The list in Table 3 shows that NAS-HR with 6 cells achieves the best evaluation performance in terms of MAE, RMSE, and r. Hence, the number of cells M is set to 6 in the other experiments. The FLOP of our model with a cell number of 6 is approximately 0.262 GFLOP, which is much smaller than that of the state-of-the-art method, i.e., RhythmNet (6.702 GFLOPs). According to paper[35], our model can run on ARM devices (Snapdragon 810) at approximately nine times per second. In addition, we only need 28 h to search the network using 6 cells in one GPU. When the number of cells is 6, we set the first and fourth cells as the normal cell and the remaining cells as the reduction cell. The cell structures of the searched network where the number of cells is 6 are shown in Figures 3 and 4.
Search cost of NAS-HR with different cell numbers profiled on VIPL-HR using NVIDIA GTX 1080Ti GPU
Method MAE (bpm) RMSE (bpm) r Params (M) FLOPs (G) Search cost (GPU Hours)

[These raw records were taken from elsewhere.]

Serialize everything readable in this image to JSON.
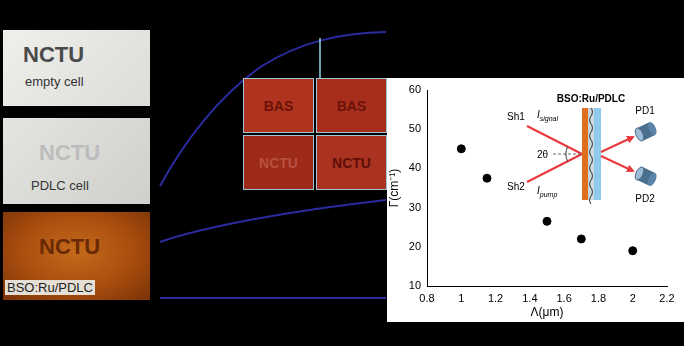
{
  "chart_data": {
    "type": "scatter",
    "x": [
      1,
      1.15,
      1.5,
      1.7,
      2
    ],
    "values": [
      45,
      37.5,
      26.5,
      22,
      19
    ],
    "x_label": "Λ(μm)",
    "y_label": "Γ(cm⁻¹)",
    "xlim": [
      0.8,
      2.2
    ],
    "xticks": [
      0.8,
      1,
      1.2,
      1.4,
      1.6,
      1.8,
      2,
      2.2
    ],
    "ylim": [
      10,
      60
    ],
    "yticks": [
      10,
      20,
      30,
      40,
      50,
      60
    ],
    "color": "#000000",
    "marker": "circle",
    "grid": false
  },
  "inset_diagram": {
    "sample": "BSO:Ru/PDLC",
    "shutters": [
      "Sh1",
      "Sh2"
    ],
    "beams": [
      {
        "symbol": "I",
        "subscript": "signal"
      },
      {
        "symbol": "I",
        "subscript": "pump"
      }
    ],
    "angle": "2θ",
    "detectors": [
      "PD1",
      "PD2"
    ]
  },
  "cell_photos": [
    {
      "text": "NCTU",
      "caption": "empty cell"
    },
    {
      "text": "NCTU",
      "caption": "PDLC cell"
    },
    {
      "text": "NCTU",
      "caption": "BSO:Ru/PDLC"
    }
  ],
  "photo_grid": [
    [
      "BAS",
      "BAS"
    ],
    [
      "NCTU",
      "NCTU"
    ]
  ]
}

RhythmNet[30] 5.79 8.94 0.73 11.178 6.702
NAS-HR-5 5.65 8.49 0.75 4.483 0.262 23
NAS-HR-6 5.12 8.01 0.79 4.528 0.308 28
NAS-HR-7 5.20 8.12 0.79 7.349 0.337 45
NAS-HR-8 5.32 8.32 0.76 7.416 0.376 60
5 Conclusions
HR estimation based on rPPG remains a challenging task because of various challenges such as light changes, head movements, and expression changes. Whereas the DL-based approaches for HR estimation have achieved good performance, the deep neural network design still requires professional experience and may not be optimum in terms of both accuracy and computational cost. In the present paper, we propose a NAS-HR method to build an efficient and lightweight neural network for HR estimation. NAS-HR can achieve improved HR estimation performance with significantly reduced network parameter size and computational cost. NAS-HR outperforms many state-of-the-art methods, including both the non-learning- and learning-based methods. In the future, we will improve the HR estimation accuracy with respect to three aspects: (1) finding new block designs for HR estimation to enrich the search space, (2) establishing a more efficient and suitable network-search strategy, and (3) designing facial representation that is illumination-insensitive[36] and person-independent[37] to improve the HR estimation robustness under unstrained scenarios.